Like many people, I made a journey with the kids to witness the total eclipse of 2017. In my case, a 360mi trip from Chicago south to Carbondale, Illinois. I wasn’t part of the mayhem at SIU, but found myself in a relaxing area about 2 miles east. There were maybe 40-50 other families scattered about watching. It was pretty low-key.
A lot of people have written about the phenomena of watching an eclipse so I won’t really repeat that here. Yes, it was completely stunning and one of the most amazing things I’ve ever witnessed. So, if you’re able to do it, I’d definitely recommend doing it.
A few things will stick in my mind for this event. One was the weather factor. Skies were clear with small scattered clouds up until about 10 minutes to totality. At that point, a large cloud moved in and blocked the sun. Egad! It just parked itself right there, barely in front of the view. Great. Everyone kind of looked around at each other nervously hoping it would break, but no dice. Darkness rushed across the landscape. You could see Jupiter shining in the east. You could see a kind of strange glow going on behind the cloud. The lighting was weird everywhere. Something was happening. View denied! This was the view at one minute before totality:
Then, suddenly, a tiny little notch opened up in the cloud and we witnessed the last 45 seconds of totality, the infamous diamond-ring effect, and the return of the light before the cloud swallowed the sun again. Here is a glimpse (photo with my phone, doesn’t quite capture the beauty, but gives you an idea. We’ll return to photo-taking in a moment).
Yes, it was amazing. The highs and lows of emotion at that point were real–maybe even more intense than if we’d been lucky enough to see the whole eclipse in the clear. It was fleeting–like life itself maybe. Wow!
A funny thing also happened with the kids. Let’s face it, the early stages of the eclipse are not the most exciting thing. I was constantly fielding a stream of questions “has it started yet?” “When will it start?” “I’m bored.” And so forth. The kids spent some time fiddling around on iPads to pass the time. Anyways, totality starts and we’re all standing around looking at the darkened horizon, the strange clouds, Jupiter, and the weird sights. When the cloud parted and we saw the corona through this tiny opening, there was a collective cheer, and my youngest kid took off running in the other direction. I shout at him to come back. At best, we have mere seconds to look at this spectacle. Why is he running off? I later find out he’s running to go get his iPad. WTF? The iPad? Why?!?! To take a picture naturally. Ugh. I really should have thrown that iPad off a cliff in the Canyonlands when I had a chance the week before. I digress, but when I’m 90 years old and half-senile, I sure hope my kid likes hearing that old story about how he ran off to get his iPad during the total eclipse. Because that’s the story I’m going to be telling. A LOT.

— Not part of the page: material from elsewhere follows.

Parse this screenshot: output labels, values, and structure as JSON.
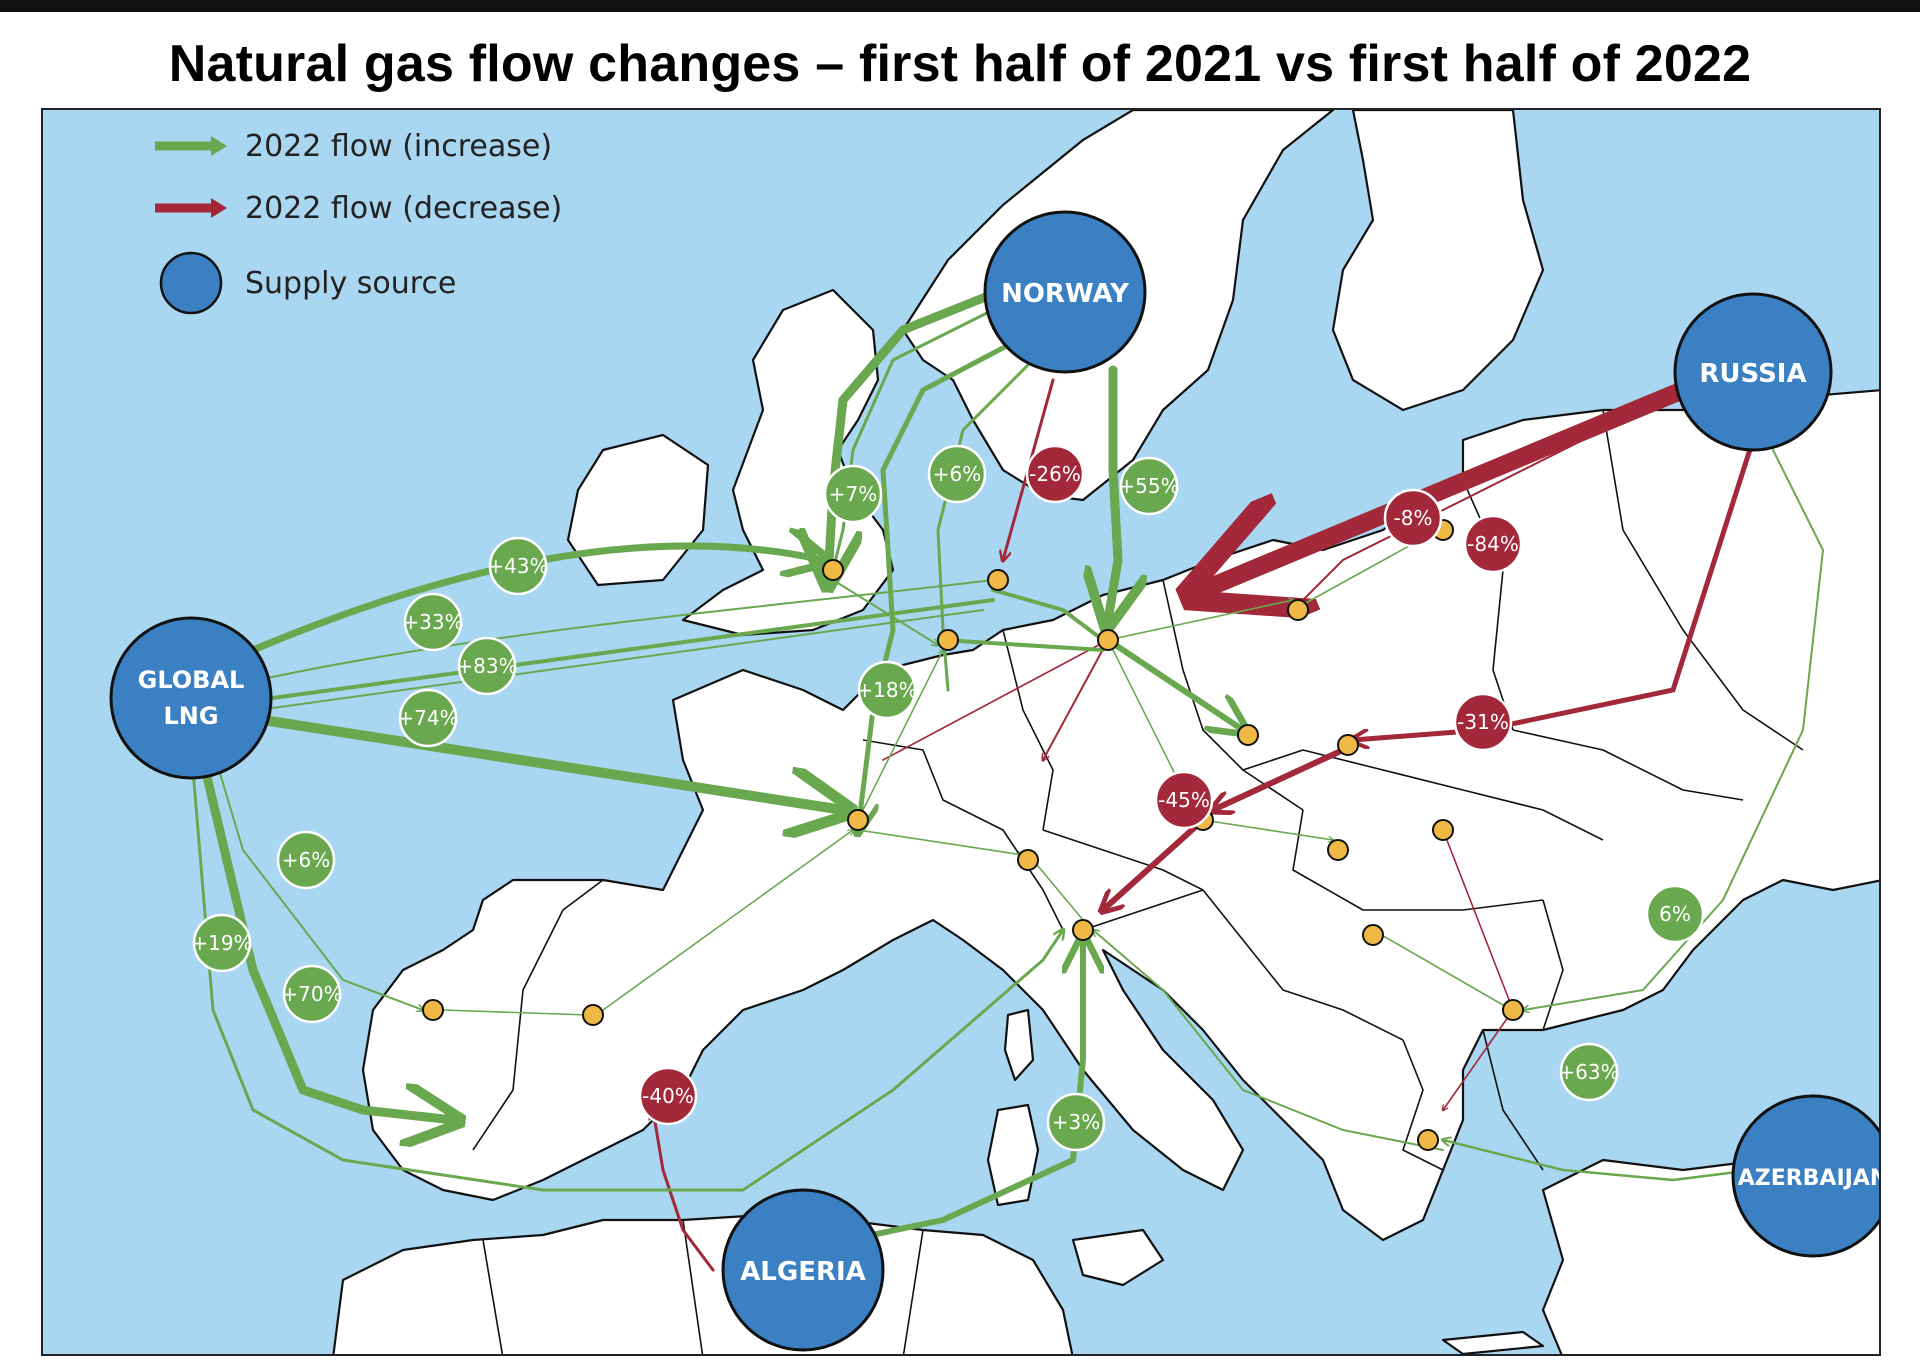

Finally, I’m going to remember the EPIC traffic jam that commenced afterwards. I don’t really know what it might feel like to be a raindrop in a flash-flood, but after surviving the return trip to Chicago, I think I’ve now got a much better idea. I think most people would be inclined to whine about it, but I think the traffic itself might be a once-in-a-lifetime experience just like the eclipse. For example, it took nearly 6 hours to drive the first 100 miles home–a time that I’ve actually beat riding my road-bike on a century ride. Imagine cars driving every which way. On every road. In scattered blinding thunderstorms. Out in the middle of farm-fields. Meeting at dark intersections in the middle of nowhere–some evil AI back at the Google Maps headquarters laughing maniacally. Bwahahahaha! Yeah, THAT kind of driving. Oh yeah, and it was almost all minivans. So, really it was more like a 200-mile traffic jam combined with an elementary school kid pickup and the Mad Max movie–which is to say pretty awesome in a strange sort of way. Anyways, I just sort of zoned out and just drove and drove and drove. Made it back home after about 11 hours.
Anyways, would I do this again? You bet.